Laboratório Nacional de Luz Síncrotron (LNLS)/Laboratório Nacional de Nanotecnologia (LNNano), Centro Nacional de Pesquisa em Energia e Materiais (CNPEM), CEP 13083-970, Caixa Postal 6192, Campinas, SP, Brazil.
Instituto de Química (IQ), Universidade Estadual de Campinas (UNICAMP), CEP 13083-970, Caixa Postal 6154, Campinas, SP, Brazil.
Sci Rep. 2017 May 2;7(1):1326. doi: 10.1038/s41598-017-01209-1.
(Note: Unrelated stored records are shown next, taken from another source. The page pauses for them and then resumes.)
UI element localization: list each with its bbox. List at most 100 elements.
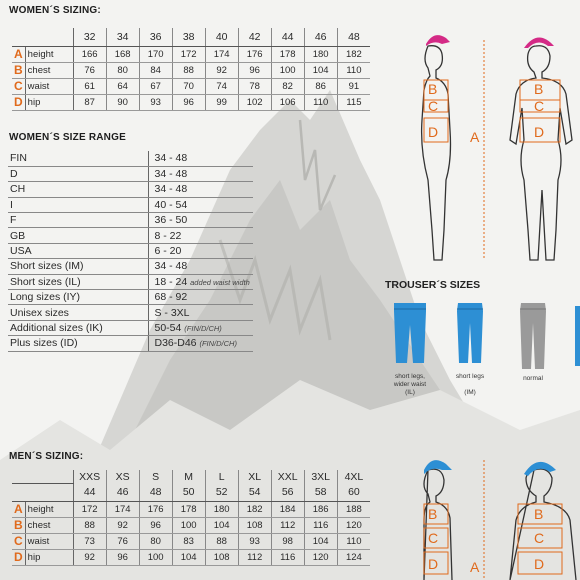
range-note: (FIN/D/CH)	[199, 339, 237, 349]
table-cell: 115	[336, 94, 371, 111]
table-cell: 100	[270, 62, 305, 79]
trouser-im-label: short legs (IM)	[455, 373, 485, 396]
womens-size-32: 32	[72, 28, 107, 47]
table-cell: 80	[138, 533, 173, 550]
table-cell: 172	[171, 46, 206, 63]
range-note: (FIN/D/CH)	[184, 323, 222, 333]
range-sizes: S - 3XL	[154, 306, 190, 319]
womens-size-36: 36	[138, 28, 173, 47]
range-sizes: 50-54	[154, 321, 182, 334]
table-cell: 188	[336, 501, 371, 518]
mens-size-number: 56	[270, 483, 305, 502]
table-cell: 104	[303, 533, 338, 550]
mens-size-number-row: 44 46 48 50 52 54 56 58 60	[12, 483, 371, 502]
table-row: D hip 87 90 93 96 99 102 106 110 115	[12, 94, 371, 111]
womens-size-40: 40	[204, 28, 239, 47]
trouser-il-icon	[394, 303, 426, 363]
table-row: C waist 61 64 67 70 74 78 82 86 91	[12, 78, 371, 95]
mens-size-letter: 3XL	[303, 470, 338, 483]
mens-size-letter: L	[204, 470, 239, 483]
trouser-normal-icon	[520, 303, 546, 369]
range-country: F	[8, 212, 148, 229]
table-cell: 93	[237, 533, 272, 550]
table-cell: 88	[204, 533, 239, 550]
womens-sizing-table: 32 34 36 38 40 42 44 46 48 A height 166 …	[12, 28, 371, 111]
men-measurement-figures: B C D A B C D	[400, 448, 580, 580]
table-cell: 90	[105, 94, 140, 111]
measure-label: chest	[25, 517, 74, 534]
men-letter-a: A	[470, 559, 480, 575]
table-cell: 120	[336, 517, 371, 534]
table-cell: 176	[237, 46, 272, 63]
table-cell: 182	[237, 501, 272, 518]
table-cell: 82	[270, 78, 305, 95]
table-cell: 184	[270, 501, 305, 518]
table-cell: 106	[270, 94, 305, 111]
table-cell: 88	[171, 62, 206, 79]
measure-letter: C	[12, 78, 26, 95]
table-cell: 176	[138, 501, 173, 518]
table-cell: 74	[204, 78, 239, 95]
table-cell: 91	[336, 78, 371, 95]
table-cell: 96	[237, 62, 272, 79]
mens-size-number: 50	[171, 483, 206, 502]
table-row: I 40 - 54	[8, 197, 253, 214]
table-cell: 92	[105, 517, 140, 534]
table-cell: 166	[72, 46, 107, 63]
table-row: Unisex sizes S - 3XL	[8, 304, 253, 321]
women-side-letter-c: C	[428, 98, 438, 114]
table-cell: 180	[303, 46, 338, 63]
table-cell: 78	[237, 78, 272, 95]
women-letter-a: A	[470, 129, 480, 145]
range-country: Short sizes (IL)	[8, 274, 148, 291]
table-row: FIN 34 - 48	[8, 151, 253, 167]
table-cell: 178	[171, 501, 206, 518]
men-front-letter-c: C	[534, 530, 544, 546]
table-cell: 64	[105, 78, 140, 95]
mens-size-letter: XXS	[72, 470, 107, 483]
mens-size-number: 58	[303, 483, 338, 502]
table-row: A height 172 174 176 178 180 182 184 186…	[12, 501, 371, 518]
table-cell: 168	[105, 46, 140, 63]
measure-label: waist	[25, 78, 74, 95]
table-cell: 67	[138, 78, 173, 95]
table-cell: 104	[171, 549, 206, 566]
range-country: D	[8, 166, 148, 183]
measure-label: hip	[25, 94, 74, 111]
table-cell: 124	[336, 549, 371, 566]
range-sizes: 34 - 48	[154, 168, 188, 181]
range-sizes: D36-D46	[154, 337, 197, 350]
range-country: I	[8, 197, 148, 214]
mens-size-number: 44	[72, 483, 107, 502]
measure-label: chest	[25, 62, 74, 79]
womens-size-44: 44	[270, 28, 305, 47]
measure-letter: A	[12, 46, 26, 63]
measure-label: height	[25, 501, 74, 518]
table-cell: 174	[204, 46, 239, 63]
table-row: Short sizes (IM) 34 - 48	[8, 258, 253, 275]
table-cell: 96	[138, 517, 173, 534]
woman-side-figure	[420, 45, 452, 261]
table-cell: 182	[336, 46, 371, 63]
range-country: CH	[8, 181, 148, 198]
range-sizes: 6 - 20	[154, 245, 182, 258]
women-side-letter-b: B	[428, 81, 437, 97]
table-row: A height 166 168 170 172 174 176 178 180…	[12, 46, 371, 63]
men-side-cap	[424, 460, 452, 474]
table-cell: 88	[72, 517, 107, 534]
table-cell: 102	[237, 94, 272, 111]
table-row: D 34 - 48	[8, 166, 253, 183]
table-row: Additional sizes (IK) 50-54 (FIN/D/CH)	[8, 320, 253, 337]
men-side-letter-b: B	[428, 506, 437, 522]
mens-size-letter: 4XL	[336, 470, 371, 483]
womens-size-range-title: WOMEN´S SIZE RANGE	[9, 132, 126, 143]
womens-size-38: 38	[171, 28, 206, 47]
range-sizes: 18 - 24	[154, 275, 188, 288]
table-row: D hip 92 96 100 104 108 112 116 120 124	[12, 549, 371, 566]
table-row: F 36 - 50	[8, 212, 253, 229]
table-cell: 93	[138, 94, 173, 111]
mens-size-letter-row: XXS XS S M L XL XXL 3XL 4XL	[12, 470, 371, 484]
range-sizes: 68 - 92	[154, 291, 188, 304]
trousers-title: TROUSER´S SIZES	[385, 279, 481, 291]
mens-size-number: 52	[204, 483, 239, 502]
The rational synthesis of alternative materials is highly demanding due to the outbreak of infectious diseases and resistance to antibiotics. Herein, we report a tailored nanoantibiotic synthesis protocol where the antibiotic binding was optimized on the silver-silica core-shell nanoparticles surface to maximize biological responses. The obtained silver nanoparticles coated with mesoporous silica functionalized with ampicillin presented remarkable antimicrobial effects against susceptible and antibiotic-resistant Escherichia coli. In addition, these structures were not cell-death inducers and different steps of the mitotic cell cycle (prophase, anaphase and metaphase) were clearly identified. The superior biological results were attributed to a proper and tailored synthesis strategy.
由于传染病的爆发和抗生素耐药性的出现,对替代材料的合理合成提出了很高的要求。在此,我们报告了一种定制的纳米抗生素合成方案,其中优化了抗生素结合在银-硅核壳纳米粒子表面上的方式,以最大限度地提高生物响应。所获得的银纳米粒子涂有阿莫西林功能化的介孔硅,对敏感和耐抗生素的大肠杆菌表现出显著的抗菌效果。此外,这些结构不会诱导细胞死亡,并且可以清楚地识别有丝分裂细胞周期的不同阶段(前期、中期和后期)。优异的生物学结果归因于适当和定制的合成策略。